During the first half of this year, PXP built 4 production handling facilities and related infrastructure out of the 12 facilities currently planned through 2012 to support future sales volume growth. Each facility has the capability of supporting multiple wells and construction continues on future production facilities. Timing of right-of-way approvals temporarily slowed construction during the second quarter which slowed the process of connecting completed wells to pipelines. With many of the initial logistics resolved, PXP anticipates a ramp up in sales volumes during the second half of 2011.
In the California asset area, PXP has 3 drilling rigs operating onshore where PXP continues its active development program in the Los Angeles and San Joaquin Basins. Daily sales volumes onshore and offshore averaged 40,500 BOE per day net to PXP, or 7% higher than first-quarter 2011 and slightly higher than the second-quarter 2010. Average daily sales volumes are expected to be above 41,000 BOE net per day by year-end 2011.
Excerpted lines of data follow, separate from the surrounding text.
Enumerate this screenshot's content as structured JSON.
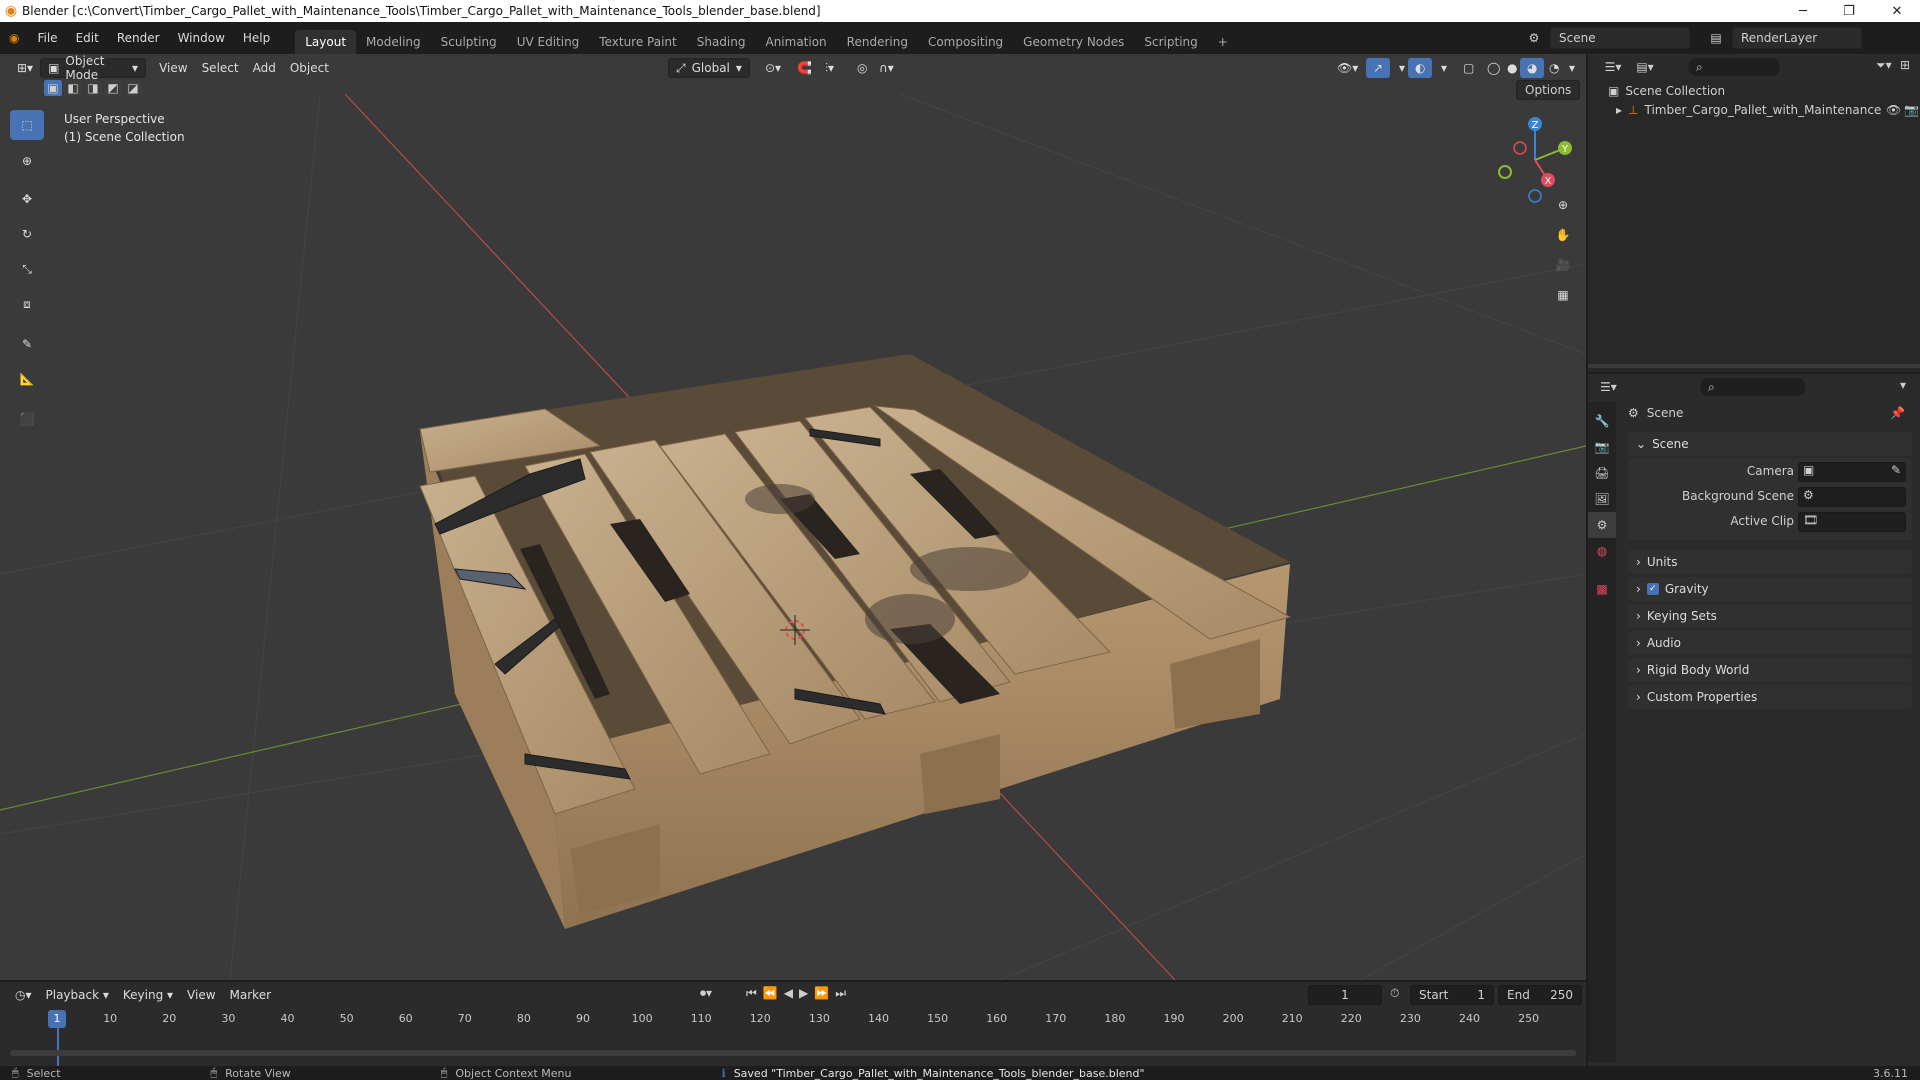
{
  "title_bar": {
    "title": "Blender [c:\\Convert\\Timber_Cargo_Pallet_with_Maintenance_Tools\\Timber_Cargo_Pallet_with_Maintenance_Tools_blender_base.blend]",
    "minimize": "─",
    "maximize": "❐",
    "close": "✕"
  },
  "menu": {
    "items": [
      "File",
      "Edit",
      "Render",
      "Window",
      "Help"
    ],
    "workspaces": [
      "Layout",
      "Modeling",
      "Sculpting",
      "UV Editing",
      "Texture Paint",
      "Shading",
      "Animation",
      "Rendering",
      "Compositing",
      "Geometry Nodes",
      "Scripting"
    ],
    "active_workspace": "Layout",
    "add_workspace": "+",
    "scene_name": "Scene",
    "render_layer": "RenderLayer"
  },
  "viewport": {
    "mode": "Object Mode",
    "menus": [
      "View",
      "Select",
      "Add",
      "Object"
    ],
    "transform_orientation": "Global",
    "options_label": "Options",
    "overlay_line1": "User Perspective",
    "overlay_line2": "(1) Scene Collection",
    "gizmo": {
      "x": "X",
      "y": "Y",
      "z": "Z"
    }
  },
  "outliner": {
    "root": "Scene Collection",
    "items": [
      {
        "name": "Timber_Cargo_Pallet_with_Maintenance"
      }
    ]
  },
  "properties": {
    "header": "Scene",
    "panel_title": "Scene",
    "fields": {
      "camera_label": "Camera",
      "background_scene_label": "Background Scene",
      "active_clip_label": "Active Clip"
    },
    "sections": [
      "Units",
      "Gravity",
      "Keying Sets",
      "Audio",
      "Rigid Body World",
      "Custom Properties"
    ],
    "gravity_checked": true
  },
  "timeline": {
    "menus": [
      "Playback",
      "Keying",
      "View",
      "Marker"
    ],
    "current_frame": "1",
    "start_label": "Start",
    "start_value": "1",
    "end_label": "End",
    "end_value": "250",
    "ruler_current": "1",
    "ruler_ticks": [
      "10",
      "20",
      "30",
      "40",
      "50",
      "60",
      "70",
      "80",
      "90",
      "100",
      "110",
      "120",
      "130",
      "140",
      "150",
      "160",
      "170",
      "180",
      "190",
      "200",
      "210",
      "220",
      "230",
      "240",
      "250"
    ]
  },
  "status_bar": {
    "select": "Select",
    "rotate_view": "Rotate View",
    "context_menu": "Object Context Menu",
    "message": "Saved \"Timber_Cargo_Pallet_with_Maintenance_Tools_blender_base.blend\"",
    "version": "3.6.11"
  },
  "colors": {
    "accent": "#4772b3",
    "x_axis": "#e04a5a",
    "y_axis": "#8cba31",
    "z_axis": "#3c84d8",
    "blender_orange": "#e87d0d"
  }
}
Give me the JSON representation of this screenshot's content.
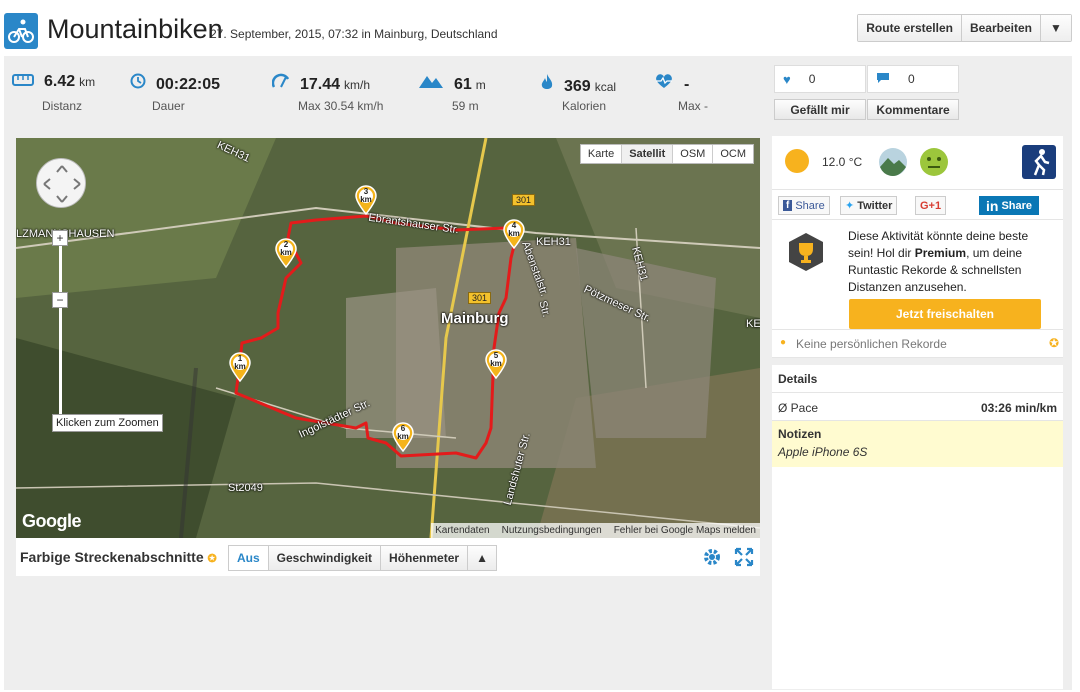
{
  "header": {
    "title": "Mountainbiken",
    "subtitle": "27. September, 2015, 07:32 in Mainburg, Deutschland",
    "buttons": {
      "create_route": "Route erstellen",
      "edit": "Bearbeiten",
      "more": "▼"
    }
  },
  "stats": [
    {
      "icon": "ruler-icon",
      "value": "6.42",
      "unit": "km",
      "label": "Distanz"
    },
    {
      "icon": "clock-icon",
      "value": "00:22:05",
      "unit": "",
      "label": "Dauer"
    },
    {
      "icon": "speedometer-icon",
      "value": "17.44",
      "unit": "km/h",
      "label": "Max 30.54 km/h"
    },
    {
      "icon": "mountain-icon",
      "value": "61",
      "unit": "m",
      "label": "59 m"
    },
    {
      "icon": "flame-icon",
      "value": "369",
      "unit": "kcal",
      "label": "Kalorien"
    },
    {
      "icon": "heartrate-icon",
      "value": "-",
      "unit": "",
      "label": "Max -"
    }
  ],
  "social": {
    "likes_count": "0",
    "comments_count": "0",
    "like_label": "Gefällt mir",
    "comment_label": "Kommentare"
  },
  "map": {
    "tabs": [
      "Karte",
      "Satellit",
      "OSM",
      "OCM"
    ],
    "active_tab": "Satellit",
    "zoom_tooltip": "Klicken zum Zoomen",
    "zoom_in": "+",
    "zoom_out": "−",
    "google_logo": "Google",
    "attribution": [
      "Kartendaten",
      "Nutzungsbedingungen",
      "Fehler bei Google Maps melden"
    ],
    "place_labels": {
      "town": "Mainburg",
      "village": "LZMANNSHAUSEN",
      "road1": "Ebrantshauser Str.",
      "road2": "Ingolstädter Str.",
      "road3": "Pötzmeser Str.",
      "road4": "Landshuter Str.",
      "road5": "KEH31",
      "road6": "KEH31",
      "road7": "KEH31",
      "road8": "St2049",
      "road9": "KE",
      "road10": "Abenstalstr.",
      "road11": "Str."
    },
    "road_signs": [
      "301",
      "301"
    ],
    "markers": [
      "1",
      "2",
      "3",
      "4",
      "5",
      "6"
    ],
    "marker_unit": "km"
  },
  "map_bar": {
    "label": "Farbige Streckenabschnitte",
    "buttons": [
      "Aus",
      "Geschwindigkeit",
      "Höhenmeter",
      "▲"
    ],
    "active": "Aus"
  },
  "right_panel": {
    "temperature": "12.0 °C",
    "share": {
      "facebook": "Share",
      "twitter": "Twitter",
      "gplus": "G+1",
      "linkedin": "Share"
    },
    "promo_text_1": "Diese Aktivität könnte deine beste sein! Hol dir ",
    "promo_text_bold": "Premium",
    "promo_text_2": ", um deine Runtastic Rekorde & schnellsten Distanzen anzusehen.",
    "unlock_button": "Jetzt freischalten",
    "records": "Keine persönlichen Rekorde",
    "details_title": "Details",
    "pace_label": "Ø Pace",
    "pace_value": "03:26 min/km",
    "notes_title": "Notizen",
    "notes_value": "Apple iPhone 6S"
  },
  "colors": {
    "accent": "#2a87c8",
    "route": "#e31b1b",
    "marker": "#f4b41a",
    "premium": "#f7b21e"
  }
}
In the Haynesville Shale asset area, PXP's primary operator is currently operating 31 rigs and expects to reduce the rig count during the quarter. In addition, PXP expects 15 or more rigs run by other operators on its acreage. Second-quarter daily sales volumes averaged approximately 181.7 million cubic feet equivalent (MMcfe) per day net to PXP, or 12% higher than first-quarter 2011 and 71% higher than second-quarter 2010. The rate of increase in sales volumes is anticipated to slow as the rig count decreases later this year.
In the Wyoming Mowry Shale, PXP drilled and completed its first well in June 2011 and produced high-quality oil in small quantities. PXP drilled its second well and is in the process of completing this well. We will study the results of these initial wells and drill two additional wells in 2012 to further evaluate the project.
In the Gulf of Mexico asset area, the operator of the Lucius discovery, Anadarko Petroleum Corporation (NYSE:APC - News), recently announced the finalization of a unitization agreement with Exxon Mobil Corporation and co-owners to develop the Lucius field. Anadarko will operate the unit which includes portions of Keathley Canyon blocks 874, 875, 918 and 919 in the deepwater Gulf of Mexico. Following the unitization agreement, the Lucius interest owners entered into an agreement with the Hadrian South co-venturers whereby natural gas produced from the Hadrian South field will be processed through the Lucius facility in return for a production-handling fee and reimbursement for any required facility upgrades.